Fluorescent image acquisition and processing using Axiovert 200M microscope and ImageJ software

Insert the cell culture plate in the microscope holder, and set chamber parameters: T 37°C and CO2 5%.

Using X20 magnification chose 20 random fields;

Set exposition of the fluorescent channel to have a sharp image of microglia bodies and branches;

Records the live fluorescent microglia for 2 h taking a picture every 5 min.

Save the recorded file as a “.zvi”.

Open ".zvi" file with Fiji software as hyperstack and tick the “split channel” option;

close the bright field channel and start to elaborate the fluorescent channel (microglia);

subtract the background using “Process › Subtract Background”(identifier: legacy:ij.plugin.filter.BackgroundSubtracter);

defined threshold (foreground) that corresponds to green fluorescent objects using “Image › Adjust › Threshold” (identifier: legacy:ij.plugin.frame.ThresholdAdjuster). Keep the threshold consistent between acquisitions;

apply despeckle function “Process › Noise › Despeckle” (identifier:legacy:ij.plugin.filter.RankFilters("despeckle"));

apply smoothing function “Process › Smooth” (identifier: legacy:ij.plugin.filter.Filters("smooth"));

set the measurement: “Analyze › Set Measurements” (identifier: legacy:ij.plugin.filter.Analyzer("set")), and tick “Area”, “Center of Mass”, “Feret’s Diameter” and “Shape Descriptors”;

for each microglia select the area that contains the microglia in each time-frames using “Edit › Options › Roi Defaults” (identifier:legacy:ij.gui.RoiDefaultsDialog);

run analyze particles “Analyze › Analyze Particles” (identifier:legacy:ij.plugin.filter.ParticleAnalyzer), set size (micron^2):130-infinity, circularity: 0.00-1.00; tick “display results”;

process “all images”;

copy the data in an Excell file;

repeat the steps from 13 to 16 for each microglia.
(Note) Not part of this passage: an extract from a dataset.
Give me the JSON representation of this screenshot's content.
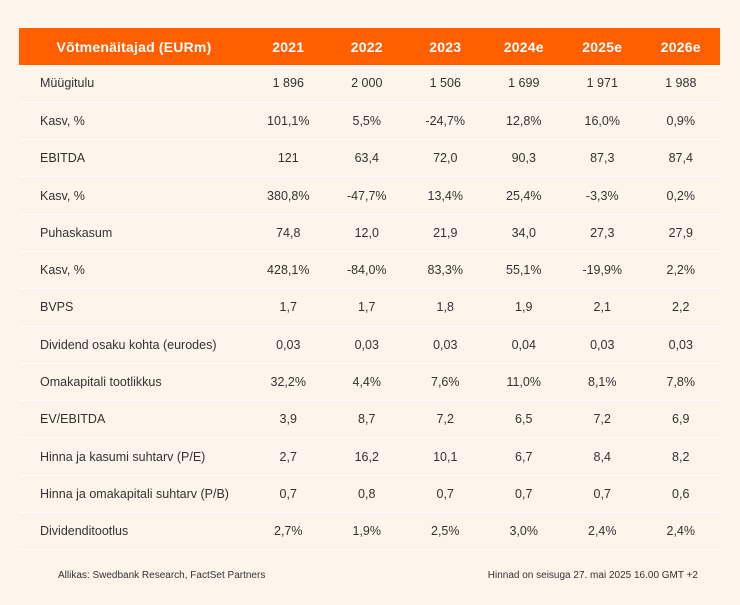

Among the "Shape Descriptors", keep the values of “Area”, “Solidity”, “FeretAngle”, “XM” and “YM”;

to calculate the distance covered by the cell during the time-lapse use the coordinates of the center of mass and sum the distance covered in each time frame assuming that the distance between frames corresponds to the cathetus of a right triangle made by X-axis and Y-axis displacement;

to calculate the rotation sum the “FeretAngle” taking into account that it is the angle among Ferret’s diameter and parallel line to the cell contour only on x-axis;

calculate the median and the CV% of "Solidity" and "Area";

to perform the cluster analysis use each parameter obtained from the analysis; use the values of the vehicle and treated cells and identify the median parameter for the experiment;

use the identified median as a threshold to cluster the cells in two groups (over or under the median);

combine two parameters to generate four different clusters.